6.  Let Repetition be Thy Mantra - Research shows that it can take upto 15 trials of a new food for a child to accept it. Most parents make the mistake of not offering the child a food that has been rejected by them 1-3 times. The key is to keep presenting the same food over and over again and be patient.  It is interesting to note that even if the child doesn’t eat the food in the first few tries, he/she is getting familiar with its sight, texture, colour and smell. This sensory acquaintance will gradually increase his/her exposure to the specific food. Keep at it and you will be surprised to see your child take a bite.

7.  Do Not Forget to Make the Food Visually Appealing - Kids are drawn to aesthetics, colours and presentations. You would have noticed sometimes making silly faces on pancakes or omelettes will make for a much more efficient feeding process. You may consider using cookie cutters to give their ‘non-preferred’ fruits and vegetables some fun shapes. Also make sure the temperature of the food is such that the child doesn’t have to wait to consume it.

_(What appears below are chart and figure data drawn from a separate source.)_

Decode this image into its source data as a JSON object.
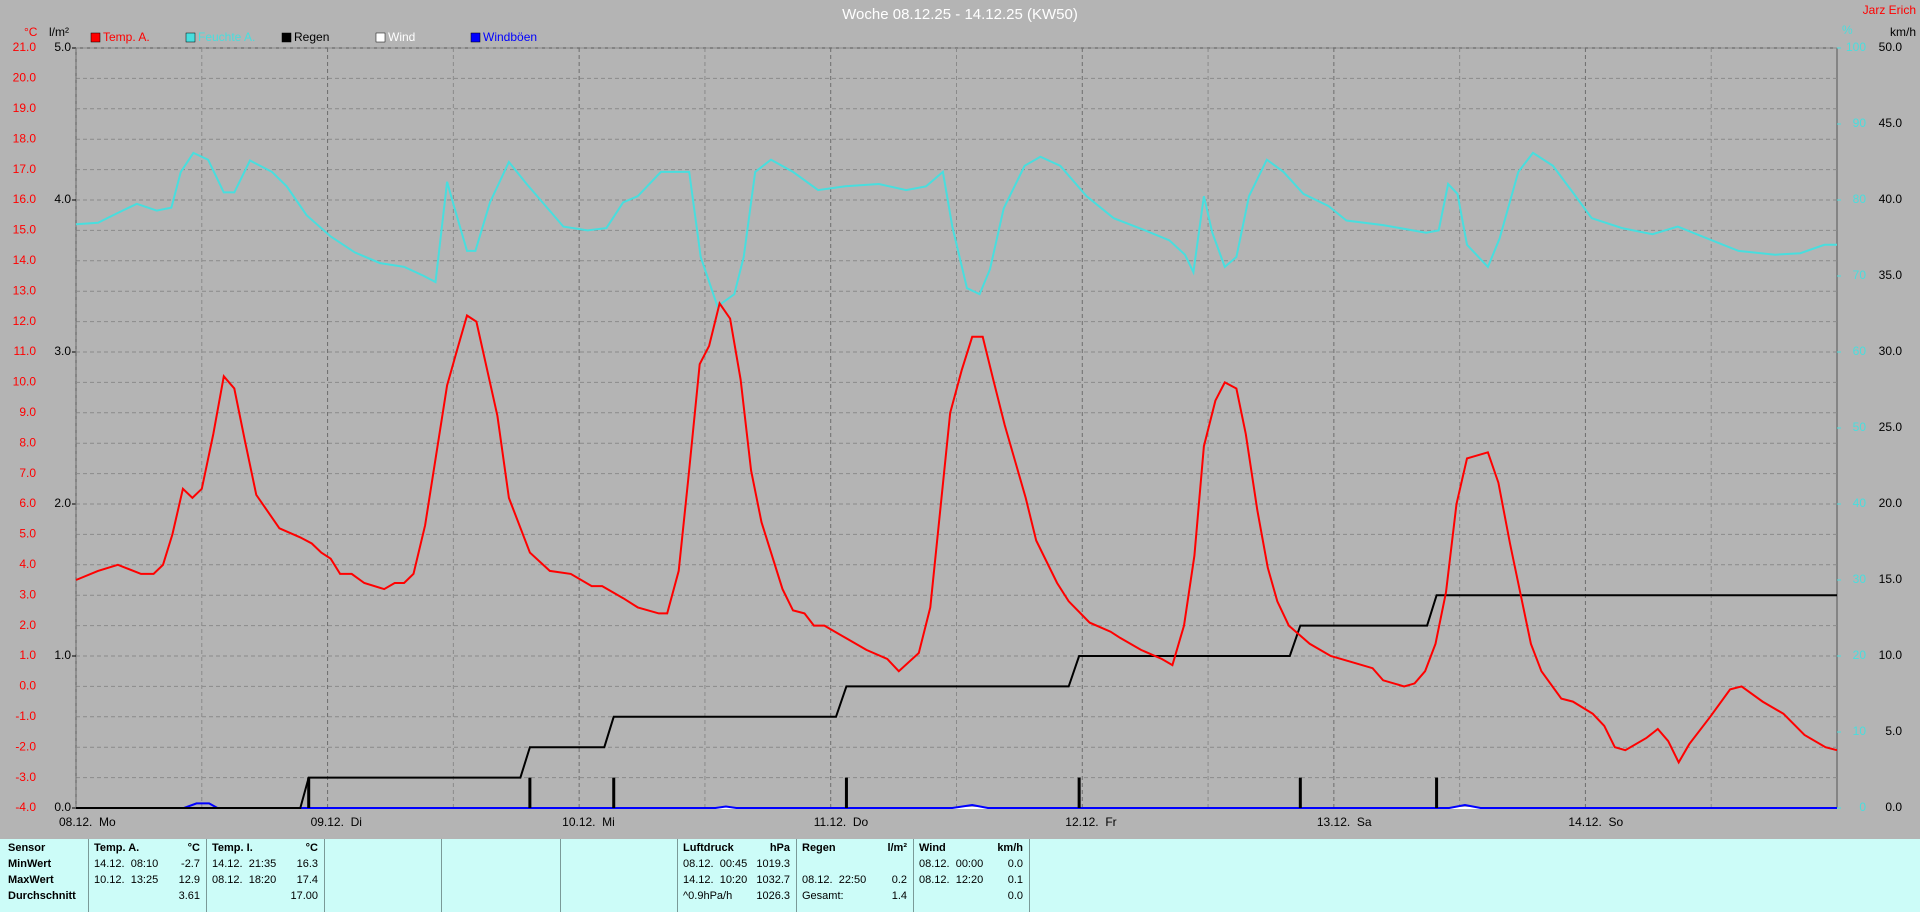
{
  "chart_data": {
    "type": "line",
    "title": "Woche 08.12.25 - 14.12.25 (KW50)",
    "author": "Jarz Erich",
    "y_label": "°C",
    "y_rain_label": "l/m²",
    "y_humidity_label": "%",
    "y2_label": "km/h",
    "xlim": [
      0,
      168
    ],
    "xticks": [
      {
        "value": 0,
        "label": "08.12.  Mo"
      },
      {
        "value": 24,
        "label": "09.12.  Di"
      },
      {
        "value": 48,
        "label": "10.12.  Mi"
      },
      {
        "value": 72,
        "label": "11.12.  Do"
      },
      {
        "value": 96,
        "label": "12.12.  Fr"
      },
      {
        "value": 120,
        "label": "13.12.  Sa"
      },
      {
        "value": 144,
        "label": "14.12.  So"
      }
    ],
    "xminor": [
      12,
      36,
      60,
      84,
      108,
      132,
      156
    ],
    "ylim": [
      -4,
      21
    ],
    "yticks": [
      {
        "value": -4,
        "label": "-4.0"
      },
      {
        "value": -3,
        "label": "-3.0"
      },
      {
        "value": -2,
        "label": "-2.0"
      },
      {
        "value": -1,
        "label": "-1.0"
      },
      {
        "value": 0,
        "label": "0.0"
      },
      {
        "value": 1,
        "label": "1.0"
      },
      {
        "value": 2,
        "label": "2.0"
      },
      {
        "value": 3,
        "label": "3.0"
      },
      {
        "value": 4,
        "label": "4.0"
      },
      {
        "value": 5,
        "label": "5.0"
      },
      {
        "value": 6,
        "label": "6.0"
      },
      {
        "value": 7,
        "label": "7.0"
      },
      {
        "value": 8,
        "label": "8.0"
      },
      {
        "value": 9,
        "label": "9.0"
      },
      {
        "value": 10,
        "label": "10.0"
      },
      {
        "value": 11,
        "label": "11.0"
      },
      {
        "value": 12,
        "label": "12.0"
      },
      {
        "value": 13,
        "label": "13.0"
      },
      {
        "value": 14,
        "label": "14.0"
      },
      {
        "value": 15,
        "label": "15.0"
      },
      {
        "value": 16,
        "label": "16.0"
      },
      {
        "value": 17,
        "label": "17.0"
      },
      {
        "value": 18,
        "label": "18.0"
      },
      {
        "value": 19,
        "label": "19.0"
      },
      {
        "value": 20,
        "label": "20.0"
      },
      {
        "value": 21,
        "label": "21.0"
      }
    ],
    "y_rain_lim": [
      0,
      5
    ],
    "y_rain_ticks": [
      {
        "value": 0,
        "label": "0.0"
      },
      {
        "value": 1,
        "label": "1.0"
      },
      {
        "value": 2,
        "label": "2.0"
      },
      {
        "value": 3,
        "label": "3.0"
      },
      {
        "value": 4,
        "label": "4.0"
      },
      {
        "value": 5,
        "label": "5.0"
      }
    ],
    "y_humidity_lim": [
      0,
      100
    ],
    "y_humidity_ticks": [
      0,
      10,
      20,
      30,
      40,
      50,
      60,
      70,
      80,
      90,
      100
    ],
    "y2lim": [
      0,
      50
    ],
    "y2ticks": [
      {
        "value": 0,
        "label": "0.0"
      },
      {
        "value": 5,
        "label": "5.0"
      },
      {
        "value": 10,
        "label": "10.0"
      },
      {
        "value": 15,
        "label": "15.0"
      },
      {
        "value": 20,
        "label": "20.0"
      },
      {
        "value": 25,
        "label": "25.0"
      },
      {
        "value": 30,
        "label": "30.0"
      },
      {
        "value": 35,
        "label": "35.0"
      },
      {
        "value": 40,
        "label": "40.0"
      },
      {
        "value": 45,
        "label": "45.0"
      },
      {
        "value": 50,
        "label": "50.0"
      }
    ],
    "grid": true,
    "series": [
      {
        "name": "Temp. A.",
        "color": "#ff0000",
        "axis": "y",
        "x": [
          0,
          2.1,
          4,
          6.2,
          7.4,
          8.3,
          9.2,
          10.2,
          11.1,
          12,
          13.1,
          14.1,
          15.1,
          16.1,
          17.2,
          19.4,
          21.4,
          22.5,
          23.4,
          24.3,
          25.2,
          26.3,
          27.5,
          29.4,
          30.4,
          31.3,
          32.2,
          33.3,
          35.4,
          36.3,
          37.3,
          38.2,
          40.2,
          41.3,
          43.3,
          45.2,
          47.2,
          49.2,
          50.2,
          52.2,
          53.6,
          55.6,
          56.4,
          57.5,
          58.4,
          59.5,
          60.4,
          61.4,
          62.4,
          63.4,
          64.4,
          65.4,
          67.4,
          68.4,
          69.5,
          70.4,
          71.4,
          73.4,
          75.4,
          77.4,
          78.5,
          80.4,
          81.5,
          83.4,
          84.5,
          85.5,
          86.5,
          87.5,
          88.6,
          90.6,
          91.6,
          93.6,
          94.7,
          96.7,
          98.7,
          99.6,
          101.6,
          103.6,
          104.6,
          105.7,
          106.7,
          107.6,
          108.7,
          109.6,
          110.7,
          111.6,
          112.7,
          113.7,
          114.6,
          115.7,
          117.7,
          119.7,
          121.7,
          123.7,
          124.7,
          126.7,
          127.7,
          128.7,
          129.7,
          130.7,
          131.7,
          132.7,
          134.7,
          135.7,
          136.8,
          138.8,
          139.8,
          141.7,
          142.8,
          144.7,
          145.8,
          146.8,
          147.8,
          149.8,
          150.9,
          151.9,
          152.9,
          153.9,
          155.9,
          157.8,
          158.9,
          160.9,
          162.9,
          164.9,
          166.9,
          168
        ],
        "values": [
          3.5,
          3.8,
          4.0,
          3.7,
          3.7,
          4.0,
          5.0,
          6.5,
          6.2,
          6.5,
          8.3,
          10.2,
          9.8,
          8.1,
          6.3,
          5.2,
          4.9,
          4.7,
          4.4,
          4.2,
          3.7,
          3.7,
          3.4,
          3.2,
          3.4,
          3.4,
          3.7,
          5.3,
          9.9,
          11.0,
          12.2,
          12.0,
          8.9,
          6.2,
          4.4,
          3.8,
          3.7,
          3.3,
          3.3,
          2.9,
          2.6,
          2.4,
          2.4,
          3.8,
          6.8,
          10.6,
          11.2,
          12.6,
          12.1,
          10.1,
          7.1,
          5.4,
          3.2,
          2.5,
          2.4,
          2.0,
          2.0,
          1.6,
          1.2,
          0.9,
          0.5,
          1.1,
          2.6,
          9.0,
          10.4,
          11.5,
          11.5,
          10.1,
          8.6,
          6.2,
          4.8,
          3.4,
          2.8,
          2.1,
          1.8,
          1.6,
          1.2,
          0.9,
          0.7,
          2.0,
          4.3,
          7.9,
          9.4,
          10.0,
          9.8,
          8.3,
          5.8,
          3.9,
          2.8,
          2.0,
          1.4,
          1.0,
          0.8,
          0.6,
          0.2,
          0.0,
          0.1,
          0.5,
          1.4,
          3.1,
          6.0,
          7.5,
          7.7,
          6.7,
          4.7,
          1.4,
          0.5,
          -0.4,
          -0.5,
          -0.9,
          -1.3,
          -2.0,
          -2.1,
          -1.7,
          -1.4,
          -1.8,
          -2.5,
          -1.9,
          -1.0,
          -0.1,
          0.0,
          -0.5,
          -0.9,
          -1.6,
          -2.0,
          -2.1
        ]
      },
      {
        "name": "Feuchte A.",
        "color": "#48dede",
        "axis": "humidity",
        "x": [
          0,
          2.1,
          4.0,
          5.8,
          7.7,
          9.1,
          10.0,
          11.2,
          12.6,
          14.1,
          15.1,
          16.6,
          18.7,
          20.1,
          22.0,
          24.3,
          26.6,
          29.0,
          31.3,
          33.2,
          34.3,
          35.4,
          36.1,
          37.3,
          38.1,
          39.5,
          41.3,
          43.0,
          46.5,
          48.8,
          50.6,
          52.2,
          53.6,
          55.8,
          57.1,
          58.5,
          59.6,
          61.2,
          62.8,
          63.7,
          64.8,
          66.3,
          68.4,
          70.8,
          73.4,
          76.6,
          79.2,
          81.1,
          82.7,
          83.6,
          85.0,
          86.2,
          87.2,
          88.5,
          90.5,
          92.0,
          93.9,
          96.4,
          99.0,
          102.0,
          104.3,
          105.8,
          106.6,
          107.6,
          108.4,
          109.6,
          110.7,
          111.9,
          113.6,
          115.2,
          117.1,
          119.5,
          121.2,
          124.7,
          128.8,
          130.0,
          130.9,
          131.8,
          132.7,
          134.7,
          135.8,
          137.6,
          139.0,
          140.9,
          142.9,
          144.6,
          147.5,
          150.4,
          152.8,
          155.7,
          158.6,
          162.1,
          164.5,
          166.8,
          168
        ],
        "values": [
          76.8,
          77,
          78.3,
          79.5,
          78.6,
          79,
          83.7,
          86.2,
          85.3,
          81,
          81,
          85.2,
          83.7,
          81.8,
          78,
          75.2,
          73.1,
          71.7,
          71.2,
          70,
          69.2,
          82.4,
          79,
          73.3,
          73.3,
          79.7,
          85,
          82.1,
          76.5,
          76,
          76.3,
          79.7,
          80.5,
          83.7,
          83.7,
          83.7,
          72.5,
          66,
          67.6,
          72.5,
          83.7,
          85.3,
          83.7,
          81.3,
          81.8,
          82.1,
          81.3,
          81.8,
          83.7,
          76.5,
          68.4,
          67.6,
          70.9,
          78.9,
          84.5,
          85.7,
          84.5,
          80.5,
          77.6,
          76,
          74.7,
          72.8,
          70.5,
          80.5,
          75.7,
          71.2,
          72.5,
          80.5,
          85.3,
          83.7,
          80.8,
          79.2,
          77.3,
          76.7,
          75.7,
          76,
          82.1,
          80.8,
          74.1,
          71.2,
          74.9,
          83.7,
          86.2,
          84.5,
          80.8,
          77.6,
          76.3,
          75.5,
          76.5,
          74.9,
          73.3,
          72.8,
          73,
          74.1,
          74.1
        ]
      },
      {
        "name": "Regen",
        "color": "#000000",
        "axis": "rain",
        "x": [
          0,
          21.4,
          22.2,
          42.4,
          43.3,
          50.4,
          51.3,
          72.5,
          73.5,
          94.7,
          95.7,
          115.8,
          116.8,
          128.9,
          129.8,
          168
        ],
        "values": [
          0,
          0,
          0.2,
          0.2,
          0.4,
          0.4,
          0.6,
          0.6,
          0.8,
          0.8,
          1.0,
          1.0,
          1.2,
          1.2,
          1.4,
          1.4
        ],
        "bars": {
          "x": [
            22.2,
            43.3,
            51.3,
            73.5,
            95.7,
            116.8,
            129.8
          ],
          "values": [
            0.2,
            0.2,
            0.2,
            0.2,
            0.2,
            0.2,
            0.2
          ]
        }
      },
      {
        "name": "Wind",
        "color": "#ffffff",
        "axis": "y2",
        "x": [
          0,
          168
        ],
        "values": [
          0,
          0
        ]
      },
      {
        "name": "Windböen",
        "color": "#0000ff",
        "axis": "y2",
        "x": [
          0,
          10.3,
          11.5,
          12.7,
          13.5,
          61,
          62,
          63,
          78.5,
          83.6,
          85.5,
          87,
          103.6,
          107.8,
          131,
          132.5,
          134,
          168
        ],
        "values": [
          0,
          0,
          0.3,
          0.3,
          0,
          0,
          0.1,
          0,
          0,
          0,
          0.2,
          0,
          0,
          0,
          0,
          0.2,
          0,
          0
        ]
      }
    ]
  },
  "stats": {
    "row_labels": [
      "Sensor",
      "MinWert",
      "MaxWert",
      "Durchschnitt"
    ],
    "groups": [
      {
        "title": "Temp. A.",
        "unit": "°C",
        "rows": [
          [
            "14.12.  08:10",
            "-2.7"
          ],
          [
            "10.12.  13:25",
            "12.9"
          ],
          [
            null,
            "3.61"
          ]
        ]
      },
      {
        "title": "Temp. I.",
        "unit": "°C",
        "rows": [
          [
            "14.12.  21:35",
            "16.3"
          ],
          [
            "08.12.  18:20",
            "17.4"
          ],
          [
            null,
            "17.00"
          ]
        ]
      },
      {
        "title": "Luftdruck",
        "unit": "hPa",
        "rows": [
          [
            "08.12.  00:45",
            "1019.3"
          ],
          [
            "14.12.  10:20",
            "1032.7"
          ],
          [
            "^0.9hPa/h",
            "1026.3"
          ]
        ]
      },
      {
        "title": "Regen",
        "unit": "l/m²",
        "rows": [
          [
            null,
            null
          ],
          [
            "08.12.  22:50",
            "0.2"
          ],
          [
            "Gesamt:",
            "1.4"
          ]
        ]
      },
      {
        "title": "Wind",
        "unit": "km/h",
        "rows": [
          [
            "08.12.  00:00",
            "0.0"
          ],
          [
            "08.12.  12:20",
            "0.1"
          ],
          [
            null,
            "0.0"
          ]
        ]
      }
    ]
  }
}
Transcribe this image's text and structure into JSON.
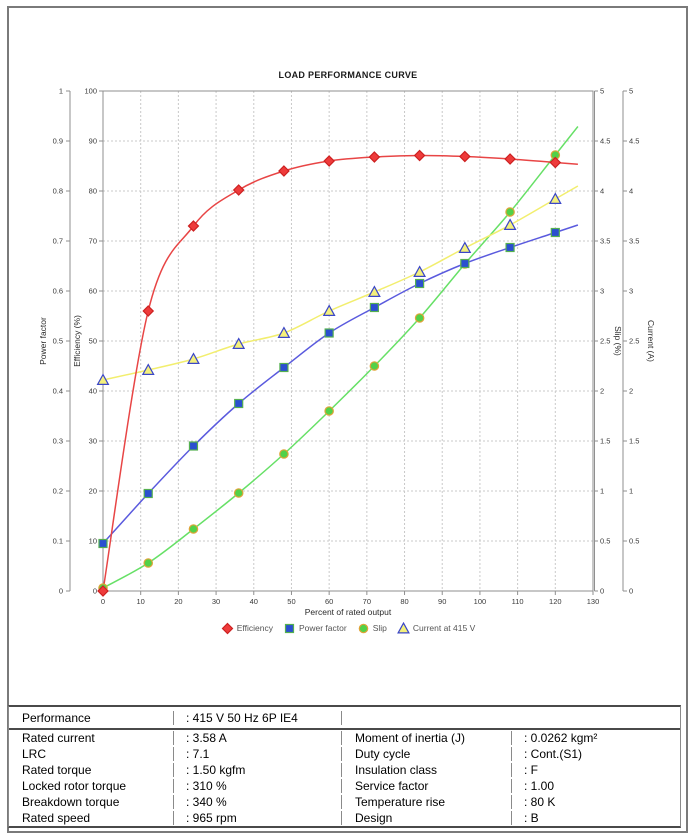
{
  "chart": {
    "title": "LOAD PERFORMANCE CURVE",
    "x_axis": {
      "label": "Percent of rated output",
      "min": 0,
      "max": 130,
      "tick_step": 10
    },
    "y_axes": {
      "power_factor": {
        "label": "Power factor",
        "min": 0,
        "max": 1,
        "tick_step": 0.1,
        "side": "outer-left"
      },
      "efficiency": {
        "label": "Efficiency (%)",
        "min": 0,
        "max": 100,
        "tick_step": 10,
        "side": "left"
      },
      "slip": {
        "label": "Slip (%)",
        "min": 0,
        "max": 5,
        "tick_step": 0.5,
        "side": "right"
      },
      "current": {
        "label": "Current (A)",
        "min": 0,
        "max": 5,
        "tick_step": 0.5,
        "side": "outer-right"
      }
    },
    "grid": "dashed",
    "legend_position": "bottom-center"
  },
  "chart_data": {
    "type": "line",
    "title": "LOAD PERFORMANCE CURVE",
    "xlabel": "Percent of rated output",
    "xlim": [
      0,
      130
    ],
    "x": [
      0,
      12,
      24,
      36,
      48,
      60,
      72,
      84,
      96,
      108,
      120
    ],
    "series": [
      {
        "name": "Efficiency",
        "axis": "efficiency",
        "axis_max": 100,
        "marker": "diamond",
        "line_color": "#e84545",
        "marker_fill": "#ee3b3b",
        "marker_stroke": "#cc2020",
        "values": [
          0,
          56,
          73,
          80.2,
          84,
          86,
          86.8,
          87.1,
          86.9,
          86.4,
          85.7
        ]
      },
      {
        "name": "Power factor",
        "axis": "power_factor",
        "axis_max": 1,
        "marker": "square",
        "line_color": "#5a5ade",
        "marker_fill": "#2b4fd0",
        "marker_stroke": "#55b050",
        "values": [
          0.095,
          0.195,
          0.29,
          0.375,
          0.447,
          0.516,
          0.567,
          0.615,
          0.655,
          0.687,
          0.717
        ]
      },
      {
        "name": "Slip",
        "axis": "slip",
        "axis_max": 5,
        "marker": "circle",
        "line_color": "#66e066",
        "marker_fill": "#52d148",
        "marker_stroke": "#e0a438",
        "values": [
          0.03,
          0.28,
          0.62,
          0.98,
          1.37,
          1.8,
          2.25,
          2.73,
          3.27,
          3.79,
          4.36
        ]
      },
      {
        "name": "Current at 415 V",
        "axis": "current",
        "axis_max": 5,
        "marker": "triangle",
        "line_color": "#f2ee6e",
        "marker_fill": "#f4f07c",
        "marker_stroke": "#3a46c8",
        "values": [
          2.11,
          2.21,
          2.32,
          2.47,
          2.58,
          2.8,
          2.99,
          3.19,
          3.43,
          3.66,
          3.92
        ]
      }
    ]
  },
  "table": {
    "performance_row": {
      "label": "Performance",
      "value": ": 415 V 50 Hz 6P IE4"
    },
    "rows": [
      {
        "l1": "Rated current",
        "v1": ": 3.58 A",
        "l2": "Moment of inertia (J)",
        "v2": ": 0.0262 kgm²"
      },
      {
        "l1": "LRC",
        "v1": ": 7.1",
        "l2": "Duty cycle",
        "v2": ": Cont.(S1)"
      },
      {
        "l1": "Rated torque",
        "v1": ": 1.50 kgfm",
        "l2": "Insulation class",
        "v2": ": F"
      },
      {
        "l1": "Locked rotor torque",
        "v1": ": 310 %",
        "l2": "Service factor",
        "v2": ": 1.00"
      },
      {
        "l1": "Breakdown torque",
        "v1": ": 340 %",
        "l2": "Temperature rise",
        "v2": ": 80 K"
      },
      {
        "l1": "Rated speed",
        "v1": ": 965 rpm",
        "l2": "Design",
        "v2": ": B"
      }
    ]
  }
}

8.  Offer One Kind of Food at a Time - If there are too many choices, the kids can get overwhelmed and confused; this might lead to kids sticking to only ‘safe foods’.

9.  Encourage Autonomy - Children, like adults, want  to feel they are in control of their environment. So go ahead and allow them to feed themselves so they’re in control of what they put in their mouths. Let them explore the smells, textures, and tastes on their own.  Offer help only if they need or ask for it. Also, let the kid decide which food goes where. The salad can go on left side of their tray and the mashed potato can stay on the right. Remember that you have to be a patient partner to your child on his/her food journey. If you have ruled out that picky eating is not because of an underlying medical issue, we would encourage you to keep at it and take each day as it comes. As kids grow up, they see their friends eating various kinds of food, and with peer encouragement, they become more open to try different foods. Do try to keep electronic gadgets away from them while they eat so they can really get familiar with different kinds of foods. Don’t offer them rewards for eating a new food, as this can turn into a damaging habit in the long run. Lastly, do not panic and fret as the kids easily catch on the anxiety and this pulls them even further back. 

So just keep your creative hats on, experiment with the methods listed above and we promise you will get there soon. Perseverance is the key!